The system I'm using is not that "beefy". It's a 4-core Phenom II using
a server grade hard drive as system drive and 8 consumer grade drives
for the storage pool that are behind an LSI SAS 1068e controller. I have
4GB RAM in it.
I have experienced freeze-ups due to failing hard drives in the storage
pool in the past. When they happened, they affected the CIFS connection
(of course) but not the SSH connection. Moreover, I could see errors
with "iostat -En". I don't know if you have iostat in Linux but I'm
afraid you don't.
I experienced a series of shorter freeze-ups today (3-5 seconds long)
while monitoring the system using "System Monitor" through the
'vncserver' and 'top' over SSH. Those freeze-ups affected th CIFS
connection, SSH, and VNC connection (but did not sever them). The
freeze-ups were not long enough so that I could get to check the RDP
connection to the VM.
When those freeze-ups occurred, the system monitor gracefully showed
this as a dip in the real-time network history chart so these freeze-ups
don't seem to stagger the operation of the network monitor. The CPU
utilization was around 10-15% and the memory usage was around 13.5%
(540MB) all the time so I don't think capping the ARC would do much good.
I looked into the /var/adm/messages and found the
nwamd[99]: [ID 234669 daemon.error] 3: nwamd_door_switch: need
solaris.network.autoconf.read for request type 1
errors during the time. I'll look more carefully next time and see if
the time-stamps of these entries match the time at which I experience
those freeze-ups. I suspect that they do. No errors are found with
iostat -E. I'll also look into the iowait to see if it will give any
clues, I'm not sure though how to keep a "history" of iowait the way
system monitor keeps a history of cpu utilization, memory usage and
network activity.
I have also been suggested to try out the prestable version of OI and
see if theses freeze-ups occur when using static IP (i.e. not nwam).
Robin.
On 2012-01-24 06:39, Robbie Crash wrote:
I had problems that sound nearly identical to what you're describing when
running ZFS Native under Ubuntu, but without the VM aspect.

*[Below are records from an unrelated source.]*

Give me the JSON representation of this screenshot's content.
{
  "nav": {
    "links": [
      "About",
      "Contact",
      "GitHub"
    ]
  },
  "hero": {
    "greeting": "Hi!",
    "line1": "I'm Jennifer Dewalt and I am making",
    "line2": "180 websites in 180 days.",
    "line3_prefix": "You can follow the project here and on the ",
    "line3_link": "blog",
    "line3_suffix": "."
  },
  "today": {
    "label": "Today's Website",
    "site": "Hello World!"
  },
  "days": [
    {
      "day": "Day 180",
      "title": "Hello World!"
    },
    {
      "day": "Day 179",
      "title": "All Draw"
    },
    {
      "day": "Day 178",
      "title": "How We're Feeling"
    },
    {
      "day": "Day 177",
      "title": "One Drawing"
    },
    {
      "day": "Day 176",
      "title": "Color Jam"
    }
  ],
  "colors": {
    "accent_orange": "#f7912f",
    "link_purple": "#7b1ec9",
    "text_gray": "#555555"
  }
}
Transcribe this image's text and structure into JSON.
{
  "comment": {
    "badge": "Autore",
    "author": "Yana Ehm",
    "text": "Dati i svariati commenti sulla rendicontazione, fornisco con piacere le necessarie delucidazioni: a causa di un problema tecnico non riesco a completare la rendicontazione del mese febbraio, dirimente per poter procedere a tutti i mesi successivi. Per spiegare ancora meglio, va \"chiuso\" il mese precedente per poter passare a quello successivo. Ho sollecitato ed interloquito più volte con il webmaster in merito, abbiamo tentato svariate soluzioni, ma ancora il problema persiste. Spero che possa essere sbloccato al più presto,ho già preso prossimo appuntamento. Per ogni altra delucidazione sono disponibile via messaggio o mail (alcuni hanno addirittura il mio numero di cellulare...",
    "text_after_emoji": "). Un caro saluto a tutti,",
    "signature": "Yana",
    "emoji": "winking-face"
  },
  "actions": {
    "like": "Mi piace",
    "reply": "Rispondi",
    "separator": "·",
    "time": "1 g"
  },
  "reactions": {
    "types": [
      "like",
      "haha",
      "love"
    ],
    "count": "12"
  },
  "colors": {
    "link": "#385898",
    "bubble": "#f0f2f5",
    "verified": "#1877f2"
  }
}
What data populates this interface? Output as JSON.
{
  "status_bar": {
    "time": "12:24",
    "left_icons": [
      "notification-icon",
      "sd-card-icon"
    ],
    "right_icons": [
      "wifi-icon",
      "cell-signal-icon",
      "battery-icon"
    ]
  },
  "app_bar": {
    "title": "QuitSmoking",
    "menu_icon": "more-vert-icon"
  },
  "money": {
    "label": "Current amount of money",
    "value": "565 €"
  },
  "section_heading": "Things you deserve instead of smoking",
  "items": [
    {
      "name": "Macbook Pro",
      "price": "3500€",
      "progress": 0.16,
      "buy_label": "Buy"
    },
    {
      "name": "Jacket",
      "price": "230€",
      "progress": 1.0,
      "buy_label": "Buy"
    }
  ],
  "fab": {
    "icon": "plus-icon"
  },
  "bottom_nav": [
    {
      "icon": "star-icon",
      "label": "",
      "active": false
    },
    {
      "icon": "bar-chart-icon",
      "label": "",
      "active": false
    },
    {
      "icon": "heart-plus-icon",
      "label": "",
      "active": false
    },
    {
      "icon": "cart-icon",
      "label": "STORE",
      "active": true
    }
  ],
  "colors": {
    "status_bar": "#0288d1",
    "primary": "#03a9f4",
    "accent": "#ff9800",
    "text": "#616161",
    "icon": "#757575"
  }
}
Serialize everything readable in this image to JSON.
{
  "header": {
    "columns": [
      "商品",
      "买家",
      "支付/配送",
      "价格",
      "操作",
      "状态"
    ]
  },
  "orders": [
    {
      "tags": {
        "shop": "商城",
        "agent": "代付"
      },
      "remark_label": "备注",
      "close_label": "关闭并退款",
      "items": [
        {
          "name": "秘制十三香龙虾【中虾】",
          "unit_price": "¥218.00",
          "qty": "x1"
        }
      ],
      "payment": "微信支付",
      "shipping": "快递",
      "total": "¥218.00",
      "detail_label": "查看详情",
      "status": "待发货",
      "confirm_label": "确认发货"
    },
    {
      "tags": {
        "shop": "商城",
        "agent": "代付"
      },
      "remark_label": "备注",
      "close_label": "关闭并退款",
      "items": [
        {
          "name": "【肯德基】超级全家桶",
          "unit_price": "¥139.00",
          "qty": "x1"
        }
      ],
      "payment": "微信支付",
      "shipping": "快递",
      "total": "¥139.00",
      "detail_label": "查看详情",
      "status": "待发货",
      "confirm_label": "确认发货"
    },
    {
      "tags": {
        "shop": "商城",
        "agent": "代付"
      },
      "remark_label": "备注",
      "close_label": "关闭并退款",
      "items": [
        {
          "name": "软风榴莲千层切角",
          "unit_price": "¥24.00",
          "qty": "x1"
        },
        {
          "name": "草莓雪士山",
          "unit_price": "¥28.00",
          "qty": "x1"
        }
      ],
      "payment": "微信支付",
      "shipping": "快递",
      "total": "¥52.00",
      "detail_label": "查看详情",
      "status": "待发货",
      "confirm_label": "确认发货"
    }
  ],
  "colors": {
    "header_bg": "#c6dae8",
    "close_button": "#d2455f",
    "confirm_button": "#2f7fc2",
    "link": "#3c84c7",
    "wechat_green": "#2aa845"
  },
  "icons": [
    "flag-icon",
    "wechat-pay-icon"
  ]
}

They seemed to
happen when the server would begin to flush memory after large reads or
writes to the ZFS pool. How much RAM does your machine have? Have you
considered evil tuning your ARC cache for testing? SSH would disconnect
and fileshares would become unavailable.
http://www.solarisinternals.com/wiki/index.php/ZFS_Evil_Tuning_Guide#Limiting_the_ARC_Cache
What is the rest of the system reporting? CPU? Memory in use? IO Wait? Are
you using consumer grade hard drives? These could be doing their lovely 2
minute read recovery thing and causing headaches with the pool access. Does
the host have any CIFS shares that you can attempt to access while the
guest is frozen?
I found that forcing ZFS to stay 2.5GB under max, rather than the
default(?) 1GB improved stability vastly.
I haven't had the same issues after moving to OI, but I've also quadrupled
the amount of RAM in my box. Sorry if any of this is horribly off the mark,
most of my ZFS/CIFS/SMB problems happened while running ZFS on Ubuntu, and
I'm pretty new to OI.
On Mon, Jan 23, 2012 at 16:17, Open Indiana<openindi...@out-side.nl> wrote:
What happens if you disable nwam and use the basic/manual ifconfig setup?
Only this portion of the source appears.